The reflections seen from the Moon
After reflection by the Moon, wavefronts have a variety of phases which sum to give the overall signal. As these change with the relative movements of the earth and the Moon this results in libration fading.
- Doppler shift: The relative movement of the Earth and the Moon can result in some degree of Doppler shift being add to the signals. This will vary according to the relative movements of the two bodies, and also to the frequency in use. As an example of how Doppler shift affects a Moonbounce / EME signal it is found that at "Moonrise", a 2 Metre signal may be shifted up in frequency by as much as 350 Hz. It is then found that this figure reduces, reaching zero when the Moon is passing the particular longitude in which you are located (due south or due north azimuth heading) After this, the Doppler shift starts to move in a negative direction, reaching an offset of around 350 Hz LF by "Moonset." As signal levels are low using EME Moonbounce, very narrow bandwidths are often used and as a result Doppler shifts can be of importance.
- Signal polarisation changes: Another problem that can occur with Moonbounce is that as stations are located at different positions around the globe, a horizontally polarised signal in one area of the globe will be at right angles to a horizontally polarised signal a quarter of the way round the globe. This spatial polarisation problem adds to the difficulties caused by Faraday rotation.
Operating using EME Moonbounce
In view of the specialised requirements for Moonbounce, EME, some of the operating techniques used have been adapted to enable the best level of communication to be achieved. As EME is a weak signal mode, most of the contacts have traditionally used Morse, although some stations with high powers and very high gain antennas are able to use SSB on occasions.

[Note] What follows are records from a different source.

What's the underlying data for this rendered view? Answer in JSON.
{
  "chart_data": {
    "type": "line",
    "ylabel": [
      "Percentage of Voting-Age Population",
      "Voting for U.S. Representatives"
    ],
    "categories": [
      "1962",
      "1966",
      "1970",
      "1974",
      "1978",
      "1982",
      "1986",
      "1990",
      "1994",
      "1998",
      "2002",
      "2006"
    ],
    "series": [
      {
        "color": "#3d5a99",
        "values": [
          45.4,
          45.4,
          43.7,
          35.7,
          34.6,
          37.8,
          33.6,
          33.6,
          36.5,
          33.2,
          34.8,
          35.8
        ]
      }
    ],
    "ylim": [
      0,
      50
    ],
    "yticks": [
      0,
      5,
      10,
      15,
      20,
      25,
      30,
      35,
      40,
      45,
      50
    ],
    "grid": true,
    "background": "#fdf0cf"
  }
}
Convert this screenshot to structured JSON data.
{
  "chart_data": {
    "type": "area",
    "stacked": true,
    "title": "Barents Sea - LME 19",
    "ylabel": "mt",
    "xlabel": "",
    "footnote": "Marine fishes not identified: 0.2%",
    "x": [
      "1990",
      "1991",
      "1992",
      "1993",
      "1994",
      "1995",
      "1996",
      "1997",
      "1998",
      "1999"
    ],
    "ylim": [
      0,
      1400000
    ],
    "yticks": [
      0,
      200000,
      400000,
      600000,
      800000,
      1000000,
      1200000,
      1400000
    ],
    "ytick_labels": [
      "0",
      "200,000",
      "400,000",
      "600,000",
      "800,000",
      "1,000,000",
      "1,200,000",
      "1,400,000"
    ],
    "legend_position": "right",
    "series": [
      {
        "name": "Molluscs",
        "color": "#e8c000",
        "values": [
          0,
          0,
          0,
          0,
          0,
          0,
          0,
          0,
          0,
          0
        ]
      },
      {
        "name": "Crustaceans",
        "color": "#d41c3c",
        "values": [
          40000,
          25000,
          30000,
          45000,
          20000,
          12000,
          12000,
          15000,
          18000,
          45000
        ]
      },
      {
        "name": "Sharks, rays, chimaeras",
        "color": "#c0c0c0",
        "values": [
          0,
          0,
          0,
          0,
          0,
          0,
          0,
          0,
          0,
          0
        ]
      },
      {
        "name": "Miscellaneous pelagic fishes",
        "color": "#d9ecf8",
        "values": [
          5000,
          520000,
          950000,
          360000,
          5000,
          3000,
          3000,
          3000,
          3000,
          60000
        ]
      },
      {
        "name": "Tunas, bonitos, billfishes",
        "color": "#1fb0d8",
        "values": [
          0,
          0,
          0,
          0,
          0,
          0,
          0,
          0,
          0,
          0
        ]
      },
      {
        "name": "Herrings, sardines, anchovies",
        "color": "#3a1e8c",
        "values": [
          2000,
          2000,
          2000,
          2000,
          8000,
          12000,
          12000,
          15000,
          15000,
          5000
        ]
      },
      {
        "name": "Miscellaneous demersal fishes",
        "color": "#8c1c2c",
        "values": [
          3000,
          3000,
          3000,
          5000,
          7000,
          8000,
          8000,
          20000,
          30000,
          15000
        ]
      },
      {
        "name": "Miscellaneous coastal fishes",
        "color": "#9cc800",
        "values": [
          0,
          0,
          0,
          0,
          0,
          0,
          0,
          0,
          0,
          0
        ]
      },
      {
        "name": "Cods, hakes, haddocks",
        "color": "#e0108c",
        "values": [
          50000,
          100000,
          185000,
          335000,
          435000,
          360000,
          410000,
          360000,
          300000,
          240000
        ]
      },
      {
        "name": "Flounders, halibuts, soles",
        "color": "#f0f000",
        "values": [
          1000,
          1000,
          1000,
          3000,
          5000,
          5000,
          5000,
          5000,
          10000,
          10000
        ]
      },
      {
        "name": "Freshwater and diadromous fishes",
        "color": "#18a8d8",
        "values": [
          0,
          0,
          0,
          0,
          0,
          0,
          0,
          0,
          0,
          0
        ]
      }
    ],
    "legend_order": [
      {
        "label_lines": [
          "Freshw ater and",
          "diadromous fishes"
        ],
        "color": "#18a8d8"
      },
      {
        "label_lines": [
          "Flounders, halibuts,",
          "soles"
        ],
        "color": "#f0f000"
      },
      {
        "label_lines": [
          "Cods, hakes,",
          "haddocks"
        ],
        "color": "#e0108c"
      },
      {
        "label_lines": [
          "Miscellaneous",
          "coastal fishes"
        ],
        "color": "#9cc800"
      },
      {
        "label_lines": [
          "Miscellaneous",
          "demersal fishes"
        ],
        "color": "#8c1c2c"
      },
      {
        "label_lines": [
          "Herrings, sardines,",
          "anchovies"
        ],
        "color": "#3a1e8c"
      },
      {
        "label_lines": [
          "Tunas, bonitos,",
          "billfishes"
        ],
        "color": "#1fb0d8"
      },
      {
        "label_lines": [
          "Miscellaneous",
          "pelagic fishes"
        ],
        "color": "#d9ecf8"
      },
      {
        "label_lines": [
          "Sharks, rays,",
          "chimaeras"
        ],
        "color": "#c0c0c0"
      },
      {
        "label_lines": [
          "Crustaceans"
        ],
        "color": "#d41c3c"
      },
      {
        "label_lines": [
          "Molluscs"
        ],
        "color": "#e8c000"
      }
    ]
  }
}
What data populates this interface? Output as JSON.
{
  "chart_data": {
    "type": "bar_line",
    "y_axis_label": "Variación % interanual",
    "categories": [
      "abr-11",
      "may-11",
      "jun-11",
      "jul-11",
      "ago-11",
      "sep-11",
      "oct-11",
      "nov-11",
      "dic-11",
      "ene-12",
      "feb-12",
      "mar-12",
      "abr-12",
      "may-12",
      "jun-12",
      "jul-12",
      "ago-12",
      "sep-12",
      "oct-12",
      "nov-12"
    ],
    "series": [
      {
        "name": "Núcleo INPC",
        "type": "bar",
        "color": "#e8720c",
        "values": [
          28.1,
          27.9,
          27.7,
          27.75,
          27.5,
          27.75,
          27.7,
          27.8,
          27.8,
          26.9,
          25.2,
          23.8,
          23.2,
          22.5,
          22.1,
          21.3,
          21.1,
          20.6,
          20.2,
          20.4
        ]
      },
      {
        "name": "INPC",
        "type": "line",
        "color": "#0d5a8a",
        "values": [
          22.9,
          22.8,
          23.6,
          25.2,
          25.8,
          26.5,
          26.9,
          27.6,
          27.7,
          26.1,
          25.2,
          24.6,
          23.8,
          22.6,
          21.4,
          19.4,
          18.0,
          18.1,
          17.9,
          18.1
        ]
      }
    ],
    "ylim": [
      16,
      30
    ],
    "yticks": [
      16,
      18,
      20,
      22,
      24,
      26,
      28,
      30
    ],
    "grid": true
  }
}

When using Morse speeds are generally kept to speeds between about 12 and 20 words a minute. The reason for this is that if the speeds are too high then copy becomes difficult in the presence of noise whereas if the speeds are too slow then the characters become affected by the libration fading which again makes copy difficult. Additionally the weighting on the individual dots and dashes is often increased slightly to aid copy.
A good first check of a station can be gained by listening for echoes of one's own signal. If these can be heard then there is a good chance of others hearing. However even if the echoes cannot be heard, it is possible that others with higher gain antennas may hear.
Although many stations call CQ, this is only viable for stations using high powers and high gain antennas. For stations where signal strength may be marginal arranged contacts produce a far better possibility of a contact. These arranged contacts use accurately timed transmit and receive periods to enable the participating stations to have the best chance of communicating.
Various sections of the band are used for EME. A high proportion of the Moonbounce operation takes place on 2 metres where random operation is typically between 144.000 to 144.045 MHz and arranged contacts may take place on frequencies up to 144.170 MHz. For arranged contacts it is necessary to be able to accurately set the frequency to enable the other station to have a good chance of hearing.
EME Moonbounce summary
The use of E-M-E propagation or Moonbounce is a challenge to any radio amateur wanting to use this mode of radio propagation, but it can yield some excellent results. Those with the right equipment are able to make contacts with stations in many different areas of the globe when the Moon is in the right position relative to the Earth. In this way it is a particularly interesting form of propagation to use.